Tribunal Administratif de Mayotte — Décision N° TA107-2302871

lundi 16 juin 2025

JuridictionTribunal Administratif de Mayotte
SectionTribunal Administratif de Mayotte
N° DossierTA107-2302871
TypeDécision
RecoursExcès de pouvoir
Formation1ère chambre
Avocat requérantAHAMADA

Résumé IA

Le Tribunal Administratif de Mayotte a examiné la requête de Mme A... B..., ressortissante comorienne, contestant l'arrêté préfectoral du 24 mai 2023 lui refusant un titre de séjour et l'obligeant à quitter le territoire. La requérante invoquait notamment une méconnaissance de son droit à une vie privée et familiale, protégé par l'article L. 423-23 du code de l'entrée et du séjour des étrangers et du droit d'asile et l'article 8 de la Convention européenne des droits de l'homme. Le tribunal a annulé l'arrêté, considérant que le préfet avait commis une erreur manifeste d'appréciation en ne tenant pas compte de la résidence continue et ininterrompue de Mme A... B... à Mayotte depuis au moins 2012, ce qui justifiait la délivrance d'un titre de séjour. La solution retenue s'appuie sur les dispositions précitées du code de l'entrée et du séjour des étrangers et du droit d'asile ainsi que sur la Convention européenne des droits de l'homme.

Texte intégral

Vu la procédure suivante :

Par une requête et un mémoire enregistrés les 28 juin et 11 décembre 2023 ainsi que des pièces complémentaires, Mme C... A... B..., représentée par Me Ahamada, demande au tribunal, dans le dernier état de ses écritures :


1°) d’annuler l’arrêté du 24 mai 2023 par lequel le préfet de Mayotte a refusé de lui délivrer un titre de séjour, lui a fait obligation de quitter le territoire français dans un délai d’un mois et a fixé le pays de destination ;


2°) d’enjoindre au préfet de Mayotte de lui délivrer un titre de séjour, dans un délai de quinze jours à compter de la notification du jugement à intervenir et sous astreinte de 150 euros par jour de retard, ;


3°) de mettre à la charge de l’Etat une somme de 3 000 euros sur le fondement des dispositions de l’article L. 761-1 du code de justice administrative.


Elle soutient que :

En ce qui concerne la décision prise dans son ensemble :

- la décision a été signée par une autorité incompétente ;
- elle méconnaît son droit d’être entendu protégé par les stipulations de l’article 41 de la charte des droits fondamentaux de l’Union européenne ;

En ce qui concerne la décision portant refus de titre de séjour :

- elle est entachée d’une erreur manifeste dans l’appréciation de sa situation ;
- elle méconnaît son droit au respect à une vie privée et familiale tel que prévu par l’article L. 423-23 du code de l’entrée et du séjour des étrangers et du droit d’asile et garanti par les stipulations de l’article 8 de la convention européenne de sauvegarde des droits de l’homme et des libertés fondamentales ;

En ce qui concerne la décision portant obligation de quitter le territoire :

- elle méconnaît les dispositions du 2° de l’article L. 611-3 du code de l’entrée et du séjour des étrangers et du droit d’asile ;
- elle est entachée d’une erreur manifeste dans l’appréciation des conséquences sur sa situation personnelle ;

En ce qui concerne la décision fixant le pays de destination :

- elle est illégale, en raison de l’illégalité de la décision portant refus de titre de séjour et de celle portant obligation de quitter le territoire français


Mme A... B... a été admise au bénéfice de l’aide juridictionnelle totale par une décision du 31 août 2023.
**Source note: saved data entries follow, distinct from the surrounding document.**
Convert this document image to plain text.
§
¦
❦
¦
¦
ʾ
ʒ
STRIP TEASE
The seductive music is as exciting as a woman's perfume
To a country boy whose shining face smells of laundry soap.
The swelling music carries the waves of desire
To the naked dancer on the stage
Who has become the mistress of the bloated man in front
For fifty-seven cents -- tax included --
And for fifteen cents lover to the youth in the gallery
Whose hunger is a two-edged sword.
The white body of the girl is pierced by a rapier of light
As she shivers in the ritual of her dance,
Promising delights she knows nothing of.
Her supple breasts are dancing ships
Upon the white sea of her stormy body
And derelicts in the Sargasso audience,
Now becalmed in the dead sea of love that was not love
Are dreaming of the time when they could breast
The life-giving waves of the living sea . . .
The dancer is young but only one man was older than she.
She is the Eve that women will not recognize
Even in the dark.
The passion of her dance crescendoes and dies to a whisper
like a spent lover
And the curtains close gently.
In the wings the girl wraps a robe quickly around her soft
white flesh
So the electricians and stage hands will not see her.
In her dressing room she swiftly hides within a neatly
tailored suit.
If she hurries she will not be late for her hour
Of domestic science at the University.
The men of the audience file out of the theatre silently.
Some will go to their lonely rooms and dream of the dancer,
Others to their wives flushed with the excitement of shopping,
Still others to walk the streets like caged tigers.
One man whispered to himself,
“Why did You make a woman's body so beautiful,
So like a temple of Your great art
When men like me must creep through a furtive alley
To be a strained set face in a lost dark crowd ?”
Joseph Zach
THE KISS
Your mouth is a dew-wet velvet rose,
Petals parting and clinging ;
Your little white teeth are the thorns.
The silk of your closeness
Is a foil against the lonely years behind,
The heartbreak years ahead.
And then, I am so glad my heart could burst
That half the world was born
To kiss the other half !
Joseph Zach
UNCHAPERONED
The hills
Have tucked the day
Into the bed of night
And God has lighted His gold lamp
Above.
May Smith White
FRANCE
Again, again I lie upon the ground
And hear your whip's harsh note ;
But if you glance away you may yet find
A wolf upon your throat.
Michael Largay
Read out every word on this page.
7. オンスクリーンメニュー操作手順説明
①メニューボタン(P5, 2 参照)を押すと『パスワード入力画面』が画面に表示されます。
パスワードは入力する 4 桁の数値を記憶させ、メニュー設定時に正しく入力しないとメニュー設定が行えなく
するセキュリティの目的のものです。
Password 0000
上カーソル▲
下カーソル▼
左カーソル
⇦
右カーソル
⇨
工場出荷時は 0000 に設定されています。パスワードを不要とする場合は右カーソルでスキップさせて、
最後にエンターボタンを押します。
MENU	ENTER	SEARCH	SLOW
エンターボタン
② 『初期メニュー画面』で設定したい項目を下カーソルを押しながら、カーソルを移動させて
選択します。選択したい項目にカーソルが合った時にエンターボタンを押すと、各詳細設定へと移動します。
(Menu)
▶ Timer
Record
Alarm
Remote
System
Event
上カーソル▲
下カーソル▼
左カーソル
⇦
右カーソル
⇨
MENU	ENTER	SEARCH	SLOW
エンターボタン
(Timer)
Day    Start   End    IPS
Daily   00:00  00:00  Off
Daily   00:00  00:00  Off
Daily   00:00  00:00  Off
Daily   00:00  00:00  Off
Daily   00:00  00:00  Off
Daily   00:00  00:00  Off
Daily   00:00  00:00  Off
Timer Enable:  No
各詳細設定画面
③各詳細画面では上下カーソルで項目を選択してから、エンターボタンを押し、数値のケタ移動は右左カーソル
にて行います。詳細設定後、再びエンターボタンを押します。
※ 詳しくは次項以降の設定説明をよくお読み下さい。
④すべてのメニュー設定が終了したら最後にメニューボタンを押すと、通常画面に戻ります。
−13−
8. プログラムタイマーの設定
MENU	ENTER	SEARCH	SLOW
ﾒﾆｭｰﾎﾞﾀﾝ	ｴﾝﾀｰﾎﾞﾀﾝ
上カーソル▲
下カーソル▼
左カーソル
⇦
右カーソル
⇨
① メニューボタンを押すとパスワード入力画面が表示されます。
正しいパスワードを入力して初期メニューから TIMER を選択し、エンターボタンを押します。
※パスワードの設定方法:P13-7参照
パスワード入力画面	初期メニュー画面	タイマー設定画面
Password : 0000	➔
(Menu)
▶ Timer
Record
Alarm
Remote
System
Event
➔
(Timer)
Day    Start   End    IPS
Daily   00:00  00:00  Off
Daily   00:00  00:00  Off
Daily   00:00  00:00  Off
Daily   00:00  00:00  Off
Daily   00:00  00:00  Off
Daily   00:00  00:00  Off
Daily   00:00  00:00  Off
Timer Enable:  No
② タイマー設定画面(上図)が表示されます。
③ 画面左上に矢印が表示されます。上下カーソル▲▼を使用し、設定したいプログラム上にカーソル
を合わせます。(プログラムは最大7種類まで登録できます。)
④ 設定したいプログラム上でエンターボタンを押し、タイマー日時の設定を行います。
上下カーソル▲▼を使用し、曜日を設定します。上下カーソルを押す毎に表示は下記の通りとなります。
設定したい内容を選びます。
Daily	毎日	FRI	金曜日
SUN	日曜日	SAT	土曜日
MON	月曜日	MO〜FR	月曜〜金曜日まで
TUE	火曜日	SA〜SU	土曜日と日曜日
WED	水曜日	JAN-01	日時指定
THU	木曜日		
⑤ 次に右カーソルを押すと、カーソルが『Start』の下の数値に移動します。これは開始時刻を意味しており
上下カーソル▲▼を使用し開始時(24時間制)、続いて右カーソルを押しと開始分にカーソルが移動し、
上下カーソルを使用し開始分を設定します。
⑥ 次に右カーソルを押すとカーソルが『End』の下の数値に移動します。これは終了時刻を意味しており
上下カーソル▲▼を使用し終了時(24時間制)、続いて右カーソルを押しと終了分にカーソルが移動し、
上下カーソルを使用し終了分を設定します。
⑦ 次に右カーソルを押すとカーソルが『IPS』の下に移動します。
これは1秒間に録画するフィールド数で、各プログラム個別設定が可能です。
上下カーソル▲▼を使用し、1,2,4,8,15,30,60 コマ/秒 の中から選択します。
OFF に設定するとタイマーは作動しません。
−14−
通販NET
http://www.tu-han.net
La requête a été régulièrement communiquée au préfet de Mayotte qui n’a pas produit de défense dans cette instance.

Par une ordonnance du 2 septembre 2024, la clôture de l’instruction a été fixée au 3 octobre 2024.

La Défenseure des droits, en application des dispositions de l’article 33 de la loi organique du 29 mars 2011 relative au Défenseur des droits, a présenté des observations, postérieurement à la clôture qui ont été enregistrées le 24 février 2025.


Vu les autres pièces du dossier.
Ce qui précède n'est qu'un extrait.